Please don't call us "single." We're just "readily available."

So said Catherine Lin, who is hesitating whether to celebrate Singles' Day on Saturday.

Only two or three years ago on Singles' Day, she was happy and going to parties with single friends. Now most of her single friends have found partners, but she has not.

At the party Lin attended last year, there were only two other women. "We couldn't help feeling out of place," she said.

The three women vowed they would be married before the next Singles' Day. None of them succeeded. "That day has been like the Sword of Damocles over my head for the past year," Lin said.

Every year as Singles' Day approaches, thousands of college students and young working people post messages on how they'll spend the day on bulletin board websites such as www.xici.net and www.tianya.cn.

Singles' Day is, of course, not an official celebration in China. Neither the government nor any non-governmental organization has named it such. No one can say, either, exactly where and when it was first celebrated. But it's apparent that November 11 was chosen because the date, when written down in Arabic numerals, looks like four single people standing together.

There are stories that it originated on Chinese campuses at the end of last century, when college students celebrated being single with a little self-mockery. But now some Chinese have given it a classical Roman origin, saying the day honours a respectable monk during the rule of Claudius, the Roman emperor from AD 41 to 54.

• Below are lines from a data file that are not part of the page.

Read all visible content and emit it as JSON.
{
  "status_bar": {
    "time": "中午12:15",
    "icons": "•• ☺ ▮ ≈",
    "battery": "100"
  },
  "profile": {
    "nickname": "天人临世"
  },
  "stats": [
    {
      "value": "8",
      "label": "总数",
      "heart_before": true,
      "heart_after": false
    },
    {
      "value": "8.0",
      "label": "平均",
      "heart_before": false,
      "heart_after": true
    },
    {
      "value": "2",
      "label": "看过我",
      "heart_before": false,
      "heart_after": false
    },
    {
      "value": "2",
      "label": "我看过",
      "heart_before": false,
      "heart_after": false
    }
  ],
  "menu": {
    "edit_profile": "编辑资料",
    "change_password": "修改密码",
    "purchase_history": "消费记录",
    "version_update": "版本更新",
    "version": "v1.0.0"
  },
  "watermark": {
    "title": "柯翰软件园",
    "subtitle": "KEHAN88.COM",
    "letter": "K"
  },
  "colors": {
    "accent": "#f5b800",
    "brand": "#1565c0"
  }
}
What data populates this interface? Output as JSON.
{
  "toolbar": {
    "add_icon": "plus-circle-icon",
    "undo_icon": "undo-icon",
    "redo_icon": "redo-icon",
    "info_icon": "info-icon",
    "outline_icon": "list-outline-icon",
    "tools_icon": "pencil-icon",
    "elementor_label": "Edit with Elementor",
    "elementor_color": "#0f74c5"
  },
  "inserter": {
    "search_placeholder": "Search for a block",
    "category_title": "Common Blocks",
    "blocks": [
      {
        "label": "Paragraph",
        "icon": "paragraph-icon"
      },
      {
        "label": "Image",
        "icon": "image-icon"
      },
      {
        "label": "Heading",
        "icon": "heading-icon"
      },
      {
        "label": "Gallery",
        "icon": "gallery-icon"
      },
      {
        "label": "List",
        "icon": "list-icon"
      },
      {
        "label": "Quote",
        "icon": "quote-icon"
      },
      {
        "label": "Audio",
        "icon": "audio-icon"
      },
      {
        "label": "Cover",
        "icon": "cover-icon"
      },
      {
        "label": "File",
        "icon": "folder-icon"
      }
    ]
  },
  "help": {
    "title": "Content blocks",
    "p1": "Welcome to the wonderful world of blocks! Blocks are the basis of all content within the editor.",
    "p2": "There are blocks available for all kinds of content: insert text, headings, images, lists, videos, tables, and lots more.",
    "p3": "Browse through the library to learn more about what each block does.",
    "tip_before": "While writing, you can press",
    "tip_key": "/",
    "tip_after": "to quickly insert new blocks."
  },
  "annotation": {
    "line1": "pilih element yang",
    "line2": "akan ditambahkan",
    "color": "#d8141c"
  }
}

According to the legend, Claudius forbade weddings so that more young people could be sent to his wars, but the unnamed monk defied his order and held weddings for lovers. He was thrown into prison and finally tortured to death on November 11.

Those who accept this version believe that, ironically, they choose to be single because of their high expectation for love.

"I can change boyfriends at the speed of changing clothes if I want to," Lin said. "I'm simply waiting for Mr Right."

Lin is a prime example of those urban young people who are leading the trend of adults remaining single in China, according to Wang Zhenyu, researcher at the Institute of Sociology, Chinese Academy of Social Sciences. "They are not like their parents," she said. "They are financially capable, and when they want to find a spouse, they are looking for more spiritual happiness than older generations did."

What's more, the current trend towards remaining single seems to be the third since New China was founded in 1949, according to Hao Maishou, sociologist at the Tianjin Academy of Social Sciences. And all seem to reflect transitions in Chinese society.

In the first wave, the nation had a record-high divorce rate after its first marriage law took effect in May 1950. An unexpectedly large number of people who got married during the War of Resistance Against Japanese Aggression (1937-45) then divorced when peace arrived.

In the second, most of the 20 million urban men and women who had gone to work in "the vast countryside" returned to cities with the end of the "cultural revolution" (1966-76), and a large number of them were not married.

In this apparent third wave, those who are involved are not willing to remain single, but they are even less willing to marry just to give in to society's demand. For them, Singles' Day has become the best time to demonstrate their stance on love and marriage.

"Believe me, no man of decent character will randomly find a girl to spend the day with," said William Ma, a 37-year-old art dealer who is still unmarried. "The lonely guys prefer to get together and have some beer, as I will."